Каждый день я находил возможность подкинуть мистеру Кроули новую записку — иногда на машину, как в первый раз, иногда приклеивал письмо к окну или просовывал под дверь там, где его не могла достать Кей. После второго послания ни одно из них не содержало прямых угроз. Вместо этого я посылал свидетельства того, что я знаю, чем он занимается.

ПОЧКА ДЖЕБА ДЖОЛЛИ

РУКА ДЕЙВА БЕРДА

Оставляя ему записки с именами его жертв, я не упоминал бродягу, которого он убил у озера. Отчасти это объяснялось тем, что мне было неизвестно его имя, а отчасти тем, что я не знал, видел ли Кроули следы шин моего велосипеда на снегу, а я совсем не хотел, чтобы он связал одно с другим.

В последний день занятий я послал ему следующую записку.

ЖЕЛУДОК ГРЕГА ОЛСОНА

Это, конечно, была обманка, потому что тело Грега Олсона пока не обнаружили и, насколько было известно Кроули, про желудок никто не знал. Прочтя это, он заперся в доме и погрузился в размышления. На следующее утро он отправился в скобяную лавку и купил пару навесных замков, добавив дополнительную меру безопасности своему сараю и двери подвала. Я немного заволновался, не впадет ли он в паранойю, ведь тогда я лишусь возможности наблюдать за ним. Но не успел он повесить новые замки, как пришел к нам и дал мне новый ключ от сарая.
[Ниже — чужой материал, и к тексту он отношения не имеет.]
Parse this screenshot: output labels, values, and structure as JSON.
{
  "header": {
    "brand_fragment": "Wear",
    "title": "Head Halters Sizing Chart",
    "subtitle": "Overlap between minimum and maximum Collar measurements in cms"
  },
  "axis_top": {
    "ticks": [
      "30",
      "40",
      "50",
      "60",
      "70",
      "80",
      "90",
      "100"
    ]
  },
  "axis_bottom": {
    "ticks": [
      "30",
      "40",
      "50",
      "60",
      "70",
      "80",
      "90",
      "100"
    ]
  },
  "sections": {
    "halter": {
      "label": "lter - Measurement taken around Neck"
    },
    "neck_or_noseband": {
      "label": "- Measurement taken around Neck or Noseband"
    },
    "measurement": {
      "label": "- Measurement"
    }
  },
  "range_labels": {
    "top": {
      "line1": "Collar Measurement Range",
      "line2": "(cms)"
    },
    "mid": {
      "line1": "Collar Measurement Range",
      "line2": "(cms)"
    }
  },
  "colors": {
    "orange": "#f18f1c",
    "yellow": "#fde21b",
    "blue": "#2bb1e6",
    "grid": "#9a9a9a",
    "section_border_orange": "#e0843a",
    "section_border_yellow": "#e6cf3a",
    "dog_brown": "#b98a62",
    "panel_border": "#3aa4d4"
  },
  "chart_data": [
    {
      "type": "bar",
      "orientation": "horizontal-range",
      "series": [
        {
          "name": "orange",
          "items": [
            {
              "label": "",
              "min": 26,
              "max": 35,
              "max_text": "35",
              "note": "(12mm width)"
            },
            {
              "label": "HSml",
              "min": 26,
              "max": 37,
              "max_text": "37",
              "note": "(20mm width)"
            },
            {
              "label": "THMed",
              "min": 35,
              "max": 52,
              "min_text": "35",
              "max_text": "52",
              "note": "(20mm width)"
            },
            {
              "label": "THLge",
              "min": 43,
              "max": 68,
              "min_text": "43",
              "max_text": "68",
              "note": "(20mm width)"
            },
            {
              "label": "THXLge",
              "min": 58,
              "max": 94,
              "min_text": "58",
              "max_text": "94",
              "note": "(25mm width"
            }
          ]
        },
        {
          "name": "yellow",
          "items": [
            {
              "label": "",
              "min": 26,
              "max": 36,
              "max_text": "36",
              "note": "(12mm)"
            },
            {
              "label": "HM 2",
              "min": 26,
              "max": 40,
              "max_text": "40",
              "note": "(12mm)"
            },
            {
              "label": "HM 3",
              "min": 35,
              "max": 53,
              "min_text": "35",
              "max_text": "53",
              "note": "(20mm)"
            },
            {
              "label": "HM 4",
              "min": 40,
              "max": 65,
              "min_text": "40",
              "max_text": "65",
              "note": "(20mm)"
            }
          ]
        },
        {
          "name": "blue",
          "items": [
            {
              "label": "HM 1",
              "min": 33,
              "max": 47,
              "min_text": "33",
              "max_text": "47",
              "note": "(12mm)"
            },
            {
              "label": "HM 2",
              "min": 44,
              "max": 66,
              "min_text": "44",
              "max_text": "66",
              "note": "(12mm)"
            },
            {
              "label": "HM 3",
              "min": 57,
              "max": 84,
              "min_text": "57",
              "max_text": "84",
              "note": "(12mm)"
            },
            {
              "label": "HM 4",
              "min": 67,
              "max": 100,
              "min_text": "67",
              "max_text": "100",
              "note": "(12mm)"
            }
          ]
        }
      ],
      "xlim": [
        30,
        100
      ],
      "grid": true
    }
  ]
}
— Я запер сарай, Джон, — времена такие, что лишняя осторожность не помешает. — Он протянул мне ключ. — Ты знаешь, где лежит инструмент, так что держи, и еще раз спасибо тебе за помощь.

— Спасибо, — сказал я.

Он доверял мне — хотелось кричать от радости. Я одарил его моей лучшей улыбкой «суррогатного внука»:

— Я буду, как всегда, убирать снег.

Мама спустилась за мной по лестнице.

— Здравствуйте, мистер Кроули. У вас все в порядке?

— Я повесил новые замки, — сказал он. — Рекомендую вам сделать то же самое. Убийца продолжает разгуливать по городу.

— Мы надежно запираем морг, — сказала мама. — И в служебном помещении, где хранятся химикаты, надежная сигнализация. Думаю, у нас все в порядке.

— Ты хороший мальчик, — сказал он, улыбаясь.

Потом на его лице появилось обеспокоенное выражение, и он подозрительно оглядел улицу.

— Этот город уже не такой безопасный, как прежде. Я не хочу вас пугать, просто… — он снова повернулся к нам, — будьте осторожны.

И, ссутулившись, он зашагал через улицу. Я закрыл дверь и улыбнулся.

Мне удалось его провести.

— Ты занимался чем-то забавным сегодня? — спросила мама.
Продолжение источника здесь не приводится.